Peu de couturiers ont su conjuguer la mode au théâtre avec autant de panache que Christian Lacroix. L’exposition « Christian Lacroix en scène », présentée jusqu’en janvier 2026 au Centre national du costume et de la scène à Moulins, revient sur plus de trois décennies de créations scéniques.
Christian Lacroix L’Exposition : « Christian Lacroix en scène«
Plus qu’un hommage, c’est un autoportrait textile, une traversée enchantée dans l’imaginaire baroque d’un créateur habité par le drame, la couleur et la ligne. Car l’ADN de Lacroix, c’est cela : une passion pour le costume comme langage. À rebours des minimalismes fonctionnels, ses créations parlent fort, vivent, racontent. Depuis les premiers tutus punk imaginés pour Karole Armitage à l’Opéra de Paris en 1987 jusqu’aux robes-jardins de Fantasio, ses costumes convoquent l’histoire de l’art, la peinture classique, le folklore du Sud, les silhouettes du XVIIe siècle, les idoles de cinéma muet et la commedia dell’arte — en un seul regard.

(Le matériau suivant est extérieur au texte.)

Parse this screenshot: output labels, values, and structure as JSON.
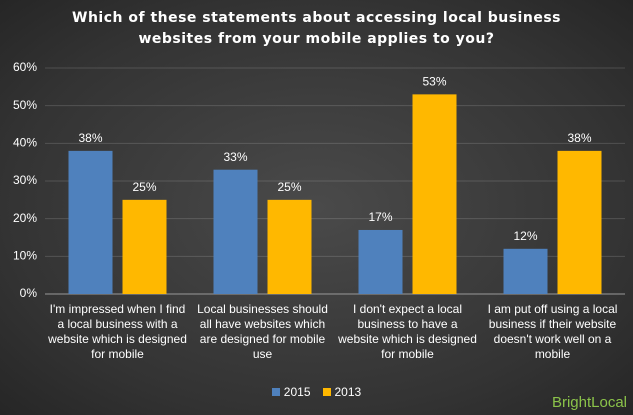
{
  "chart_data": {
    "type": "bar",
    "title": "Which of these statements about accessing local business websites from your mobile applies to you?",
    "categories": [
      "I'm impressed when I find a local business with a website which is designed for mobile",
      "Local businesses should all have websites which are designed for mobile use",
      "I don't expect a local business to have a website which is designed for mobile",
      "I am put off using a local business if their website doesn't work well on a mobile"
    ],
    "series": [
      {
        "name": "2015",
        "color": "#4f81bd",
        "values": [
          38,
          33,
          17,
          12
        ],
        "value_labels": [
          "38%",
          "33%",
          "17%",
          "12%"
        ]
      },
      {
        "name": "2013",
        "color": "#ffb800",
        "values": [
          25,
          25,
          53,
          38
        ],
        "value_labels": [
          "25%",
          "25%",
          "53%",
          "38%"
        ]
      }
    ],
    "ylim": [
      0,
      60
    ],
    "yticks": [
      {
        "value": 0,
        "label": "0%"
      },
      {
        "value": 10,
        "label": "10%"
      },
      {
        "value": 20,
        "label": "20%"
      },
      {
        "value": 30,
        "label": "30%"
      },
      {
        "value": 40,
        "label": "40%"
      },
      {
        "value": 50,
        "label": "50%"
      },
      {
        "value": 60,
        "label": "60%"
      }
    ],
    "grid": true,
    "legend": "bottom",
    "watermark": "BrightLocal"
  }
}
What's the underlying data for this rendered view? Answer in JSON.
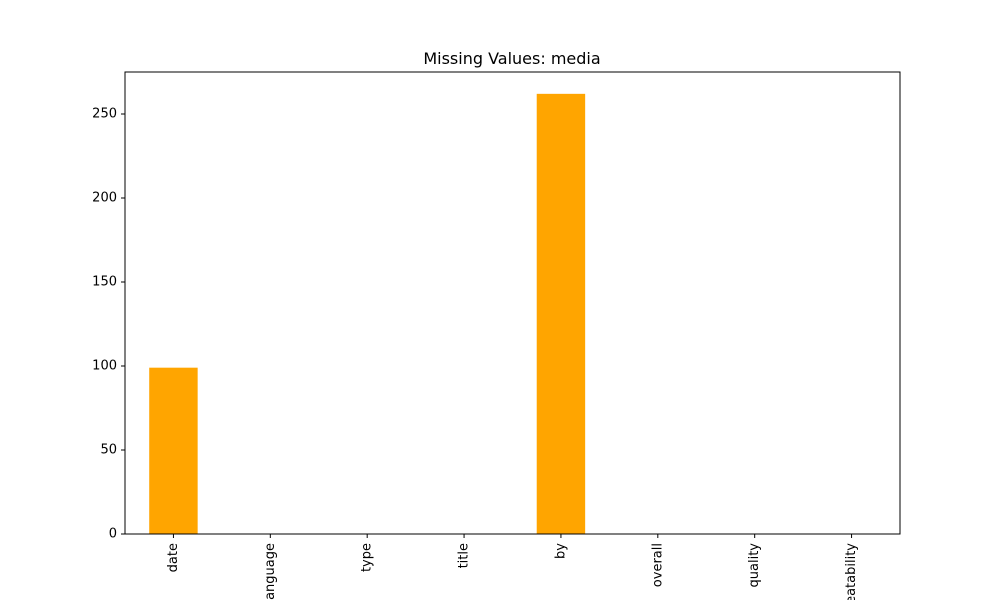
{
  "chart_data": {
    "type": "bar",
    "title": "Missing Values: media",
    "xlabel": "",
    "ylabel": "",
    "categories": [
      "date",
      "language",
      "type",
      "title",
      "by",
      "overall",
      "quality",
      "repeatability"
    ],
    "values": [
      99,
      0,
      0,
      0,
      262,
      0,
      0,
      0
    ],
    "ylim": [
      0,
      275
    ],
    "yticks": [
      0,
      50,
      100,
      150,
      200,
      250
    ],
    "grid": false,
    "bar_color": "#ffa500"
  }
}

C’est en quittant la maison Patou qu’il affirme cet amour des planches : théâtre, opéra, ballet, Lacroix embrasse tous les genres. La centaine de costumes réunis à Moulins — accompagnés de maquettes, croquis et photos de scène — fait revivre ces moments de grâce habillée, où chaque pièce devient un personnage. Une robe de satin moiré pour Le Soulier de satin, une guêpière victorienne pour Phèdre, un fourreau scintillant pour Pelléas : chez Lacroix, le vêtement n’est jamais un accessoire, c’est une dramaturgie en soi.
Si cette exposition séduit, c’est qu’elle révèle l’autre facette du créateur : non plus celui des podiums haute couture, mais celui qui met en scène, écoute le texte, comprend l’espace scénique. Un couturier devenu metteur en costume, au service du récit et de l’émotion. Et qui, fidèle à son goût des métamorphoses, fait du tissu un art vivant.
En revisitant ses grandes œuvres, Christian Lacroix en scène permet aussi de mesurer la pérennité d’un style. Non comme tendance, mais comme vision du monde : généreuse, érudite, excessivement élégante. Dans un monde de mode parfois aseptisé, cette exposition rappelle que le vêtement peut — doit — faire rêver, trembler, incarner. Une leçon de théâtre textile signée Lacroix, et un manifeste pour un luxe qui ne s’excuse jamais d’être spectaculaire.